Poor hauls of sanma saury, which is called the “flavor of the people,” are becoming increasingly serious. It is important for the economies concerned to abide by international agreements and prevent overfishing, and they are finally getting on the same page in this regard.

The North Pacific Fisheries Commission (NPFC), which consists of eight economies including Japan, China, South Korea and Taiwan, held its annual meeting and agreed to reduce the catch quota for saury by 40% from the current 556,250 tons to 333,750 tons.

The quota will consists of 198,000 tons in the high seas, where fishing can be done freely, and 135,750 tons in the exclusive economic zones (EEZs) of Japan and Russia, and will be applied for two years starting this year.

Japan has been calling for fishing restrictions since 2017. China, Taiwan and other economies, which were initially cautious about restrictions, compromised and agreed to set a quota for the first time in 2019. The government says that this time as well it has been able to share a sense of crisis over the lower hauls, which can be called a step forward.

However, the total catch of saury has decreased from about 440,000 tons in 2018 to about 190,000 tons in 2019. The quota of about 330,000 tons is much larger than the actual take, and is not sufficient for reducing hauls.

Japan’s proposal to allocate fishing quotas to each economy was also put off.
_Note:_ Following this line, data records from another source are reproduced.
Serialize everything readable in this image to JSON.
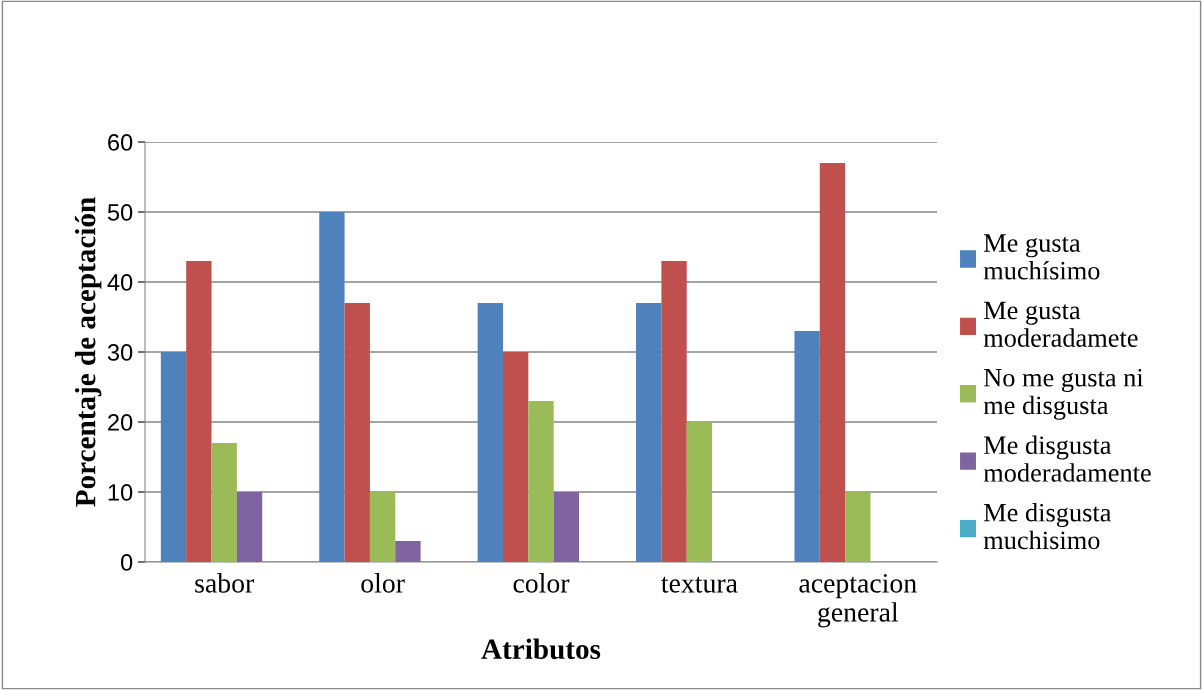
{
  "chart_data": {
    "type": "bar",
    "xlabel": "Atributos",
    "ylabel": "Porcentaje de aceptación",
    "categories": [
      "sabor",
      "olor",
      "color",
      "textura",
      "aceptacion\ngeneral"
    ],
    "series": [
      {
        "name": "Me gusta\nmuchísimo",
        "color": "#4f81bd",
        "values": [
          30,
          50,
          37,
          37,
          33
        ]
      },
      {
        "name": "Me gusta\nmoderadamete",
        "color": "#c0504d",
        "values": [
          43,
          37,
          30,
          43,
          57
        ]
      },
      {
        "name": "No me gusta ni\nme disgusta",
        "color": "#9bbb59",
        "values": [
          17,
          10,
          23,
          20,
          10
        ]
      },
      {
        "name": "Me disgusta\nmoderadamente",
        "color": "#8064a2",
        "values": [
          10,
          3,
          10,
          0,
          0
        ]
      },
      {
        "name": "Me disgusta\nmuchisimo",
        "color": "#4bacc6",
        "values": [
          0,
          0,
          0,
          0,
          0
        ]
      }
    ],
    "ylim": [
      0,
      60
    ],
    "yticks": [
      0,
      10,
      20,
      30,
      40,
      50,
      60
    ],
    "grid": "y",
    "legend": "right"
  }
}
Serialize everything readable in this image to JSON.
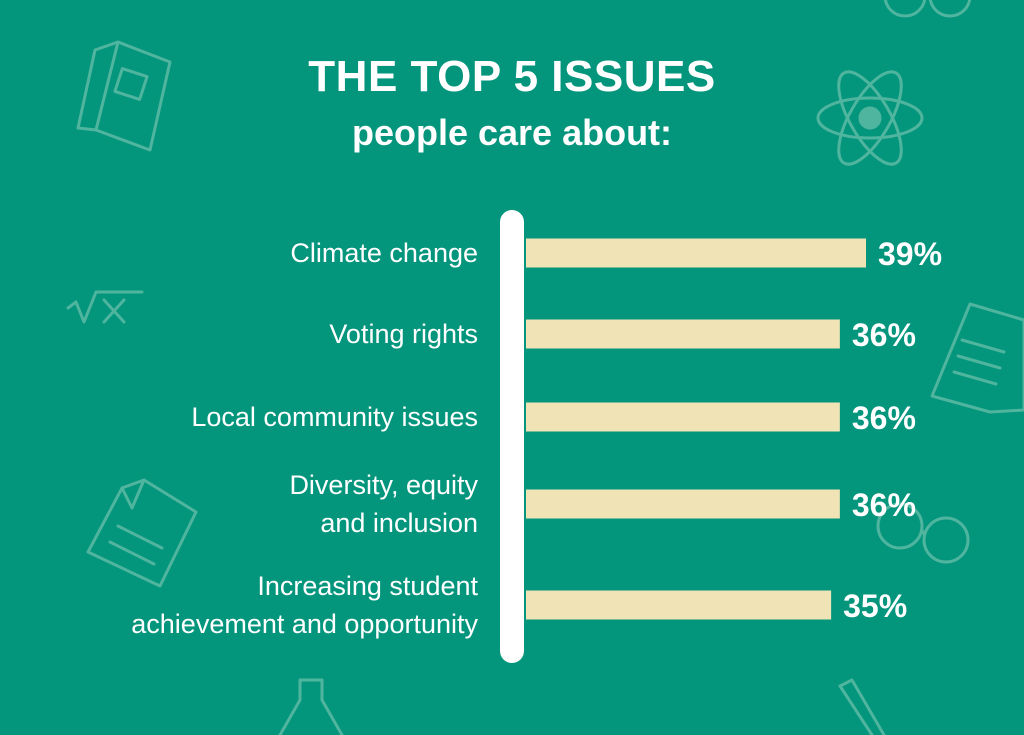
{
  "header": {
    "title": "THE TOP 5 ISSUES",
    "subtitle": "people care about:"
  },
  "colors": {
    "background": "#04957d",
    "bar": "#f0e4b6",
    "axis": "#ffffff",
    "text": "#ffffff",
    "decor": "#4fb59e"
  },
  "decor_icons": [
    "book-icon",
    "atom-icon",
    "square-root-icon",
    "document-icon",
    "glasses-icon",
    "flask-icon",
    "pen-icon"
  ],
  "chart_data": {
    "type": "bar",
    "orientation": "horizontal",
    "categories": [
      [
        "Climate change"
      ],
      [
        "Voting rights"
      ],
      [
        "Local community issues"
      ],
      [
        "Diversity, equity",
        "and inclusion"
      ],
      [
        "Increasing student",
        "achievement and opportunity"
      ]
    ],
    "values": [
      39,
      36,
      36,
      36,
      35
    ],
    "value_labels": [
      "39%",
      "36%",
      "36%",
      "36%",
      "35%"
    ],
    "unit": "%",
    "xlim": [
      0,
      39
    ],
    "grid": false,
    "legend": "none"
  }
}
This raises questions about the effectiveness of the resource protection measures.

Instead of allocating quotas to each of them, the economies agreed at the meeting that they should not exceed 60% of their actual catch in 2018.

A self-reporting system is used for amount of the catches. To ensure the implementation of the agreement, they plan to establish a framework for mutual inspections through such means as satellite monitoring systems, which must be installed on fishing vessels operating on the high seas. This framework must strictly be enforced.

Japan’s saury catch stayed in the 200,000- to 300,000-ton range in the 2000s but has fallen sharply in recent years, with data showing that the landings in 2020 fell below 30,000 tons.

Wholesale prices have soared to an average of nearly ¥500 per kilogram in 2020, making saury less likely to reach people’s tables.

There are many theories as to why Japan’s catch is so low. Some say China and Taiwan are “preemptively” catching saury as they migrate northward from summer to autumn in the high seas of the Pacific Ocean, before moving south to enter Japan’s EEZ.

In contrast, some believe that rising sea temperatures caused by global warming have prevented saury, which prefer cold water, from coming to the waters around Japan.

It is important for Japan to take the initiative in conducting scientific research in cooperation with other economies to accurately determine changes in the amount of saury resources and the actual state of migration. Appropriate regulations must be implemented based on the findings.

— The original Japanese article appeared in The Yomiuri Shimbun on March. 7, 2021.